The truly interesting finding of the present study was that the extent of sedentary time was significantly greater during the pandemic than before the pandemic. Few studies have compared the intensity of exercise performed by people before and during the pandemic. One study showed that the time spent undertaking MVPA decreased during a semilockdown period compared with that measured before the pandemic in Chinese young adults [17]. Similarly, our results showed that the daily time spent undertaking MVPA decreased significantly during the pandemic compared with that measured before the pandemic; however, the time spent on MVPA had already decreased between 2016 and 2018. Thus, we were unable to determine whether the decreased amount of MVPA was caused by aging or the pandemic. Physical inactivity results in increased risks of developing metabolic diseases [18], cardiovascular diseases [19], and immune dysfunctions [20]. For older adults, even short-term physical inactivity can result in muscle loss or frailty [3]. Muscle loss has a negative relationship with metabolic syndromes and cognitive function. The World Health Organization (WHO) has recommended regular physical activity during the pandemic for people of all ages to maintain their health and well-being [21]. Our results suggest that the pandemic indirectly had an adverse impact on physical activity among older adults and support the recommendations of the WHO. Moreover, our results indicated that there were no changes in sleep parameters according to the measurements of older adults taken before and during the pandemic. Previous studies that objectively measured sleep time using smartphones showed that sleep time significantly increased during the pandemic compared with that before the pandemic among young adults [4, 22, 23]. Possible explanations for this discrepancy may have been the differences in the ages of the participants or the severity of psychological stress during the pandemic. The psychological stress endured by Japanese people was milder than that endured by people from other countries because the lockdown in Japan was not as strict.
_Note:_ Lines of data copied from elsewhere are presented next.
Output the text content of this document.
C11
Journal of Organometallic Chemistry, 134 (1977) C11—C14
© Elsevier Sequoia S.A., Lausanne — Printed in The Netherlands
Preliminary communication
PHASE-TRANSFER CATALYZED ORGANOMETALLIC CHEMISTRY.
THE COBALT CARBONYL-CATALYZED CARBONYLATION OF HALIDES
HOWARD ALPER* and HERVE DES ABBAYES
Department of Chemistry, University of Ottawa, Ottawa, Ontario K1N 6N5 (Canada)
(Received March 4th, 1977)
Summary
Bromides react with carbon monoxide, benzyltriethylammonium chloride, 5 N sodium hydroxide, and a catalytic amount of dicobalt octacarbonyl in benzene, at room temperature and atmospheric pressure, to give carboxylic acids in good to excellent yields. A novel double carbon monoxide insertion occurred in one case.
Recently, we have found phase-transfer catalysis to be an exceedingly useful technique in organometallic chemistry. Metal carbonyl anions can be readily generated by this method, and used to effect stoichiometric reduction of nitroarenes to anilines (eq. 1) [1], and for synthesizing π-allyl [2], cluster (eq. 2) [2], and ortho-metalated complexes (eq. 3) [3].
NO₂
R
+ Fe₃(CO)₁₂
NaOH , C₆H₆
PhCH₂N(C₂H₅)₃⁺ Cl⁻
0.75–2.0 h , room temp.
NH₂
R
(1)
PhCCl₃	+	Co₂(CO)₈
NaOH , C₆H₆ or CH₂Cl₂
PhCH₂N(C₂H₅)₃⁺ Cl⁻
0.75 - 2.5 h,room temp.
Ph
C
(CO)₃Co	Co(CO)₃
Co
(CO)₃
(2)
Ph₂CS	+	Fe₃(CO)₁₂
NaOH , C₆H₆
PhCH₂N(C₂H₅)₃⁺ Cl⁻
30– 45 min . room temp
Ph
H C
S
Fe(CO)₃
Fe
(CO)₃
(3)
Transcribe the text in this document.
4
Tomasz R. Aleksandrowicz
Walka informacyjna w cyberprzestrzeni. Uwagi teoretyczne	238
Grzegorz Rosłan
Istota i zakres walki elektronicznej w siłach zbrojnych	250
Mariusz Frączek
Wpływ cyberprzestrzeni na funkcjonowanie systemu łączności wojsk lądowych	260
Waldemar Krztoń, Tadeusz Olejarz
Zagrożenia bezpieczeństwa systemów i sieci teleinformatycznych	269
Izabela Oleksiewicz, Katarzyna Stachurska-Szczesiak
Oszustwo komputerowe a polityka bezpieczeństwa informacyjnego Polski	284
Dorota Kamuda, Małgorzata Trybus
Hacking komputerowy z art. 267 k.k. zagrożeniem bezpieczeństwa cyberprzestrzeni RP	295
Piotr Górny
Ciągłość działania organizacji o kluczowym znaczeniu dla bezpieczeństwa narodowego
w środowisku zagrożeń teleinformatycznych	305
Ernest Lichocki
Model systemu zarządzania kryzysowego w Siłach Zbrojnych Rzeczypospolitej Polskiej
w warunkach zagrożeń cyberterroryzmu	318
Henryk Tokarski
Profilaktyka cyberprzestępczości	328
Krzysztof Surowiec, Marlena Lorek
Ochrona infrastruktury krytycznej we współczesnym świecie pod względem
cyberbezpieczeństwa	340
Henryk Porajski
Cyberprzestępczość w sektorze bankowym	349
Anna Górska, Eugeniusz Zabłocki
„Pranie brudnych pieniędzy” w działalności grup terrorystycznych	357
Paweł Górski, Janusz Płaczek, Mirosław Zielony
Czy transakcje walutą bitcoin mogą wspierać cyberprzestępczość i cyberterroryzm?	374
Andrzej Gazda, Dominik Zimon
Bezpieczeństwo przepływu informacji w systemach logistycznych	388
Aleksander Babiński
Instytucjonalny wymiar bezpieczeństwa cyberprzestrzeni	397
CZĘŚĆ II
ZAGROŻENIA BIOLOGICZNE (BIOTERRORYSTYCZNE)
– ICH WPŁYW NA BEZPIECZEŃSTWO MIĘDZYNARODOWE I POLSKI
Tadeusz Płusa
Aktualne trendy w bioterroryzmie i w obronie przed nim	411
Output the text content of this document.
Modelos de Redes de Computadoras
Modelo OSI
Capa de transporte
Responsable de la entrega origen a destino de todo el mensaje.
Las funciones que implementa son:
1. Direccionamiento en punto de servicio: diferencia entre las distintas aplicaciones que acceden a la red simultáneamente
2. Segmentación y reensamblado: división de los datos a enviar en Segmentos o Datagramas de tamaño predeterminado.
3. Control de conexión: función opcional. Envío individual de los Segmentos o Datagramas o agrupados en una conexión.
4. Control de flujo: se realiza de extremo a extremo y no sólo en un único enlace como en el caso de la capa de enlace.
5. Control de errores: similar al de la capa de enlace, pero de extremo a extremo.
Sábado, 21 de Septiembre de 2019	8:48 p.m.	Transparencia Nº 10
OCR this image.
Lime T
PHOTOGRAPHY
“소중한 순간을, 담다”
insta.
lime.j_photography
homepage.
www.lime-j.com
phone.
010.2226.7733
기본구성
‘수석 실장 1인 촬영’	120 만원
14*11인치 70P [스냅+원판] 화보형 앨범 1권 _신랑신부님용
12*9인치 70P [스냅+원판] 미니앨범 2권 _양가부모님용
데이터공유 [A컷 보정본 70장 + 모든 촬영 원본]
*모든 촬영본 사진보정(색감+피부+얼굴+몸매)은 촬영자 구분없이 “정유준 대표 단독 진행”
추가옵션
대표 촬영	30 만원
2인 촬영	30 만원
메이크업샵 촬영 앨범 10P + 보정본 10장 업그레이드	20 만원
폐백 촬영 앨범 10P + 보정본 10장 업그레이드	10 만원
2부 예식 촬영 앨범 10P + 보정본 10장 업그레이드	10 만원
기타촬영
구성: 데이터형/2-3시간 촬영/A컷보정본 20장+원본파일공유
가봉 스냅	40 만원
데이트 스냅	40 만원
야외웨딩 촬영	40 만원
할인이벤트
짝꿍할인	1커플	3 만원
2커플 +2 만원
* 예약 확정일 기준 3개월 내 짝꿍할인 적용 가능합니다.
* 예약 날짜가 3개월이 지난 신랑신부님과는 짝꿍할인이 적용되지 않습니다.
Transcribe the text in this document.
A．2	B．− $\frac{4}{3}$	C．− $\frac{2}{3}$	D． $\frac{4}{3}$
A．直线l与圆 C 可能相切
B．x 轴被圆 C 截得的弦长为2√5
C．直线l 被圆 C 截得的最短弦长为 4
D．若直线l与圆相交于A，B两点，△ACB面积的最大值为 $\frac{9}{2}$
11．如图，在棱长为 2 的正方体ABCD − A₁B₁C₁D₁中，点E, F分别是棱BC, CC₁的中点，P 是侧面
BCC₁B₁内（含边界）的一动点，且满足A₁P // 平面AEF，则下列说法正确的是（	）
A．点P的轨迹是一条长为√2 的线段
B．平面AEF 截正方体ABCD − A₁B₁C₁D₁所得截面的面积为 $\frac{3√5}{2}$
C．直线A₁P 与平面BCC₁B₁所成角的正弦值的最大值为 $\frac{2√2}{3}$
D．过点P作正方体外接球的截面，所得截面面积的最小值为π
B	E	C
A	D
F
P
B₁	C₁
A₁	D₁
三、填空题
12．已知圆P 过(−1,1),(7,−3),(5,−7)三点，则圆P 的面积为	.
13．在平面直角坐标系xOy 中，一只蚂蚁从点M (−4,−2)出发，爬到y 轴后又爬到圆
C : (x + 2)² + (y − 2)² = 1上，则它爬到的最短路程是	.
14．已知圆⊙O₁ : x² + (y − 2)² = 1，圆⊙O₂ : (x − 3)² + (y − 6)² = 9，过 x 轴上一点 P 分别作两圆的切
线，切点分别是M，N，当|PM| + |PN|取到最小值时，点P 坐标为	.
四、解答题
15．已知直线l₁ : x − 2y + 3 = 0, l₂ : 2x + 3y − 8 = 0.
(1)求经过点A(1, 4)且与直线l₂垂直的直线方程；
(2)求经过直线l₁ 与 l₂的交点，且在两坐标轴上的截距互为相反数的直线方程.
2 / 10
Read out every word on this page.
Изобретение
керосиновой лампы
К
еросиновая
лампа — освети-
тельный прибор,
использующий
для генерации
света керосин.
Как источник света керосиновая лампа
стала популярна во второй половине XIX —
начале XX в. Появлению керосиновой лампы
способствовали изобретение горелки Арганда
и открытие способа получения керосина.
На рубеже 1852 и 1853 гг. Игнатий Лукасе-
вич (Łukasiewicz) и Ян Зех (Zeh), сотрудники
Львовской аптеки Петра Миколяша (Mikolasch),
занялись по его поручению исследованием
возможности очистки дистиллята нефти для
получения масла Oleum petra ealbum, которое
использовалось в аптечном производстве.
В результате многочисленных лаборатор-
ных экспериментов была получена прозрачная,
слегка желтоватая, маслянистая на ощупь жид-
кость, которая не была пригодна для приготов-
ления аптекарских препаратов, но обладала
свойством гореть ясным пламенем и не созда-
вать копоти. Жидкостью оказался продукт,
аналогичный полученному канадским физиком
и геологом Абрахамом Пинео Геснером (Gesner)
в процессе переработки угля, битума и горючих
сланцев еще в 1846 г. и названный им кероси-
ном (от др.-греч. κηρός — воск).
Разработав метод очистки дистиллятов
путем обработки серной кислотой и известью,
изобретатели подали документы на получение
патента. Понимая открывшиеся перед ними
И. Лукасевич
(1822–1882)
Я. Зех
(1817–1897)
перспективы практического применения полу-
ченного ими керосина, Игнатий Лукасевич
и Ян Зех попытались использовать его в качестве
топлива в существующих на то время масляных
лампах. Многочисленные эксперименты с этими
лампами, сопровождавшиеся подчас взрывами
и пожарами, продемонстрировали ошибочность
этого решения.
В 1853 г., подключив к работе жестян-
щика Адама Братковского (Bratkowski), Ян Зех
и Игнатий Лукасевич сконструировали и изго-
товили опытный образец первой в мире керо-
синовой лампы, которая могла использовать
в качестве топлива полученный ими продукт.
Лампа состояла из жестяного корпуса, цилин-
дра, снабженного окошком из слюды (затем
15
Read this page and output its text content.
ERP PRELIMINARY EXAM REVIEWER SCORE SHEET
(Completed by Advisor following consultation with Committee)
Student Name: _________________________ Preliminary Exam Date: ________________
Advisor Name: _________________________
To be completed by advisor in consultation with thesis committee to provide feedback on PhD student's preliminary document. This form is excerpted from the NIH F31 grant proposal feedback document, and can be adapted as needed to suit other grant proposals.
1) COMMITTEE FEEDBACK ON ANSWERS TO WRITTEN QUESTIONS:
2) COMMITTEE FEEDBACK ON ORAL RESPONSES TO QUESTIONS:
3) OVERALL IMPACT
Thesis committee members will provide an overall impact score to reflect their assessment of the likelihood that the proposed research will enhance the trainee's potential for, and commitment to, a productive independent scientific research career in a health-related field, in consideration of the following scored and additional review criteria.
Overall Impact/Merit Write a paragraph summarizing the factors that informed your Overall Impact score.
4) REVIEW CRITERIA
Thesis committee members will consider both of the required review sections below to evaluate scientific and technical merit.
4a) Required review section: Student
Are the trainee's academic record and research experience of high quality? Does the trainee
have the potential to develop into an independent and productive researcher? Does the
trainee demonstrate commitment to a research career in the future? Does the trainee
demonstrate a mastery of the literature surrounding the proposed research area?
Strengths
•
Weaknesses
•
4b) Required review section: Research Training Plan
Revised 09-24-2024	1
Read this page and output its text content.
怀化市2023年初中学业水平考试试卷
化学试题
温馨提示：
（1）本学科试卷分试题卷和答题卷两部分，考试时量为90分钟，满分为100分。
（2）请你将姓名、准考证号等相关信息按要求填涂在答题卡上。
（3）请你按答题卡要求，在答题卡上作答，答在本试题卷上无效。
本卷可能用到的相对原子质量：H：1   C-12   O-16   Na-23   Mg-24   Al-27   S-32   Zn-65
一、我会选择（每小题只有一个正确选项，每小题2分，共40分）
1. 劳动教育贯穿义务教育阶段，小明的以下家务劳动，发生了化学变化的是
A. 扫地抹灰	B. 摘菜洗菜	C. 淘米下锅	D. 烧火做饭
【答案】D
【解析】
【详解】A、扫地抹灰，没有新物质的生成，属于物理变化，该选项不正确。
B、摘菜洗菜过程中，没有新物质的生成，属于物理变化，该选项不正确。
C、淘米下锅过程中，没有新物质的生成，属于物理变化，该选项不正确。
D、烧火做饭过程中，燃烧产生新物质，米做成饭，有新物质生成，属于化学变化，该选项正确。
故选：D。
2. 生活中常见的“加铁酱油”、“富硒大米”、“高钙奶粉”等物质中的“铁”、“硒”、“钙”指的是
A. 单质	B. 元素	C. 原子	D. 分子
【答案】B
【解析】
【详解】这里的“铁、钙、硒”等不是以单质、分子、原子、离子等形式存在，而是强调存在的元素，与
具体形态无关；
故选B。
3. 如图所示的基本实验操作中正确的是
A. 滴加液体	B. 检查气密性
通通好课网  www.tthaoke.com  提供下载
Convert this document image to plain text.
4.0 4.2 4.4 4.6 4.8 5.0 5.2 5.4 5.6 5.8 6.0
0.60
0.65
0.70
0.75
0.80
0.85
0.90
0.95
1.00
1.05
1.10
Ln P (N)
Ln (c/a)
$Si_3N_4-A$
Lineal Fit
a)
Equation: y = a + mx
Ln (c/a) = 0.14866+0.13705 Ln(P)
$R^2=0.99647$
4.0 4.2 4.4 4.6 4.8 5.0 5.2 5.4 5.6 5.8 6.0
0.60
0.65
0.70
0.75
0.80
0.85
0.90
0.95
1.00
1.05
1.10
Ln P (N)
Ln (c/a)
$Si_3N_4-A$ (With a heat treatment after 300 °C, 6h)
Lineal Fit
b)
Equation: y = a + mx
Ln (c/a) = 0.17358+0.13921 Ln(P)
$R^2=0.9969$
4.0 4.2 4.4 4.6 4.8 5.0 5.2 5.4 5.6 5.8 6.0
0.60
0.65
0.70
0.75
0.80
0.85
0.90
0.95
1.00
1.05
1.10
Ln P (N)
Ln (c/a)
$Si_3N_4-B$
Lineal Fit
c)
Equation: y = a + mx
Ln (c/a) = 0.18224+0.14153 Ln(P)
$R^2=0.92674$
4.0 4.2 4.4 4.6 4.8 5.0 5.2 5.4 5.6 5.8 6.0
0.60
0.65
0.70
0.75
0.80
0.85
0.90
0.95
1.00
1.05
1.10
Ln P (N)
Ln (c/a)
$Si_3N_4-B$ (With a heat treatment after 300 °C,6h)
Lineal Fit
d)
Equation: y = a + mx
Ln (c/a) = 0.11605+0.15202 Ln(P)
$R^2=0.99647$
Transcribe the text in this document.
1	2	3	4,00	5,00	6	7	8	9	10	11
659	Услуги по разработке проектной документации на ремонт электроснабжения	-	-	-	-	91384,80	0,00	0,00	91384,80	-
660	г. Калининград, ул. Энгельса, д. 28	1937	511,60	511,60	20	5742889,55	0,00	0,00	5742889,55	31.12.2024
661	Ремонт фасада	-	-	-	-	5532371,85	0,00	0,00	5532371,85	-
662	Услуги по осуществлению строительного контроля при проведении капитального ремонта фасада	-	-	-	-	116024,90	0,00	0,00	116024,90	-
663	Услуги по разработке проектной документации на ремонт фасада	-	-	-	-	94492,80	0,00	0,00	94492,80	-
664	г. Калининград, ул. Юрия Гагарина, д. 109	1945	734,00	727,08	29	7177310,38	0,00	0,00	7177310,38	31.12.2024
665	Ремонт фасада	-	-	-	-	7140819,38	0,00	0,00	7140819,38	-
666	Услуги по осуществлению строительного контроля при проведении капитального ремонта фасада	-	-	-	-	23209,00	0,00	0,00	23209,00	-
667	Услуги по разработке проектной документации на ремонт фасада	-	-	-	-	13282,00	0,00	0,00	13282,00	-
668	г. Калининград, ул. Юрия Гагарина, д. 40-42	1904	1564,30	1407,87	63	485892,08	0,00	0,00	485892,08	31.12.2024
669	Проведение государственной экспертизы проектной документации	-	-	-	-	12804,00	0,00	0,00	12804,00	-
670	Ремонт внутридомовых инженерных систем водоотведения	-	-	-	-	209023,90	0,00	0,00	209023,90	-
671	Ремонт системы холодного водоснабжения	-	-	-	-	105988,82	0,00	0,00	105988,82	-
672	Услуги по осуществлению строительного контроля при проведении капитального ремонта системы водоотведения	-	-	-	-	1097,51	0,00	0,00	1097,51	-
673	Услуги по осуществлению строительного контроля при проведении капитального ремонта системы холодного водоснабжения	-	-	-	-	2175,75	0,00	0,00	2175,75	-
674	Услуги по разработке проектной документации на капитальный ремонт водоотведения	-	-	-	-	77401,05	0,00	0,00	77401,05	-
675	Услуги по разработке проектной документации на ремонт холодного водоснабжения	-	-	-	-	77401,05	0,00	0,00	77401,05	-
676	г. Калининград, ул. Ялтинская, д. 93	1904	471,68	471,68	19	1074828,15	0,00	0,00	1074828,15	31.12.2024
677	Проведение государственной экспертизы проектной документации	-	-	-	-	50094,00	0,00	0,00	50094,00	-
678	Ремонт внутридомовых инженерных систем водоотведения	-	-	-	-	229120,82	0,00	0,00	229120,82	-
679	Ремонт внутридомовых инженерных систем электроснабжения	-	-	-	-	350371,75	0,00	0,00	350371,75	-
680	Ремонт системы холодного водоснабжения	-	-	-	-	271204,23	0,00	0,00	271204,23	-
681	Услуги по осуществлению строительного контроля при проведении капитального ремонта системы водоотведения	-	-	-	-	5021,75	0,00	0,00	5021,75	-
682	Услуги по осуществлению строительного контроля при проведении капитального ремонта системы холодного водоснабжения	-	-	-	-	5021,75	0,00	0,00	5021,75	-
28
This study showed no change in conversation time during the pandemic. Few studies have examined the association between conversation time and the pandemic. In this study, we used conversation time as a surrogate marker of social interaction. Conversation potentially includes talking to others, including family members, talking to oneself, and the sound of TV or radio in our method. The decrease in the number of walking steps suggested a possible decrease in interaction with others; however, the conversation time did not actually decrease. It is possible that the time talking to others decreased, while the time spent self-chatting or watching the radio or TV at home increased, but but we cannot reveal the detail in this study.

To improve the adverse impacts on physical activity in older people, we recommend the activities suggested by the WHO, such as engaging in exercise online, dancing to music, strength and balance training, and climbing stairs [21]. In addition, we recommend breaking up and standing up regularly while sitting. There were several limitations to the present study that should be considered. First, noise from the television or radio might be detected during the conversation using the chosen detection method, which was based on vibrations and frequencies. In addition, sleep may have been incorrectly categorized as chat time during television broadcasting or listening to the radio. However, a previous study showed that only 6.4% of sleeping time was included in the daily chat. Second, a small number of participants were included in the present study. During a pandemic, it is very difficult to study large populations, but lifestyle factors need to be evaluated in larger populations while maintaining infection control in the future.In summary, this study is the first to confirm the indirect and adverse effects of the COVID-19 pandemic on physical health among community-dwelling older adults. A decline in the amount of daily MVPA time and an increase in sedentary time were observed during the pandemic compared with before the pandemic. These results will contribute to our knowledge about the reduction of physical inactivity during the pandemic in older adults.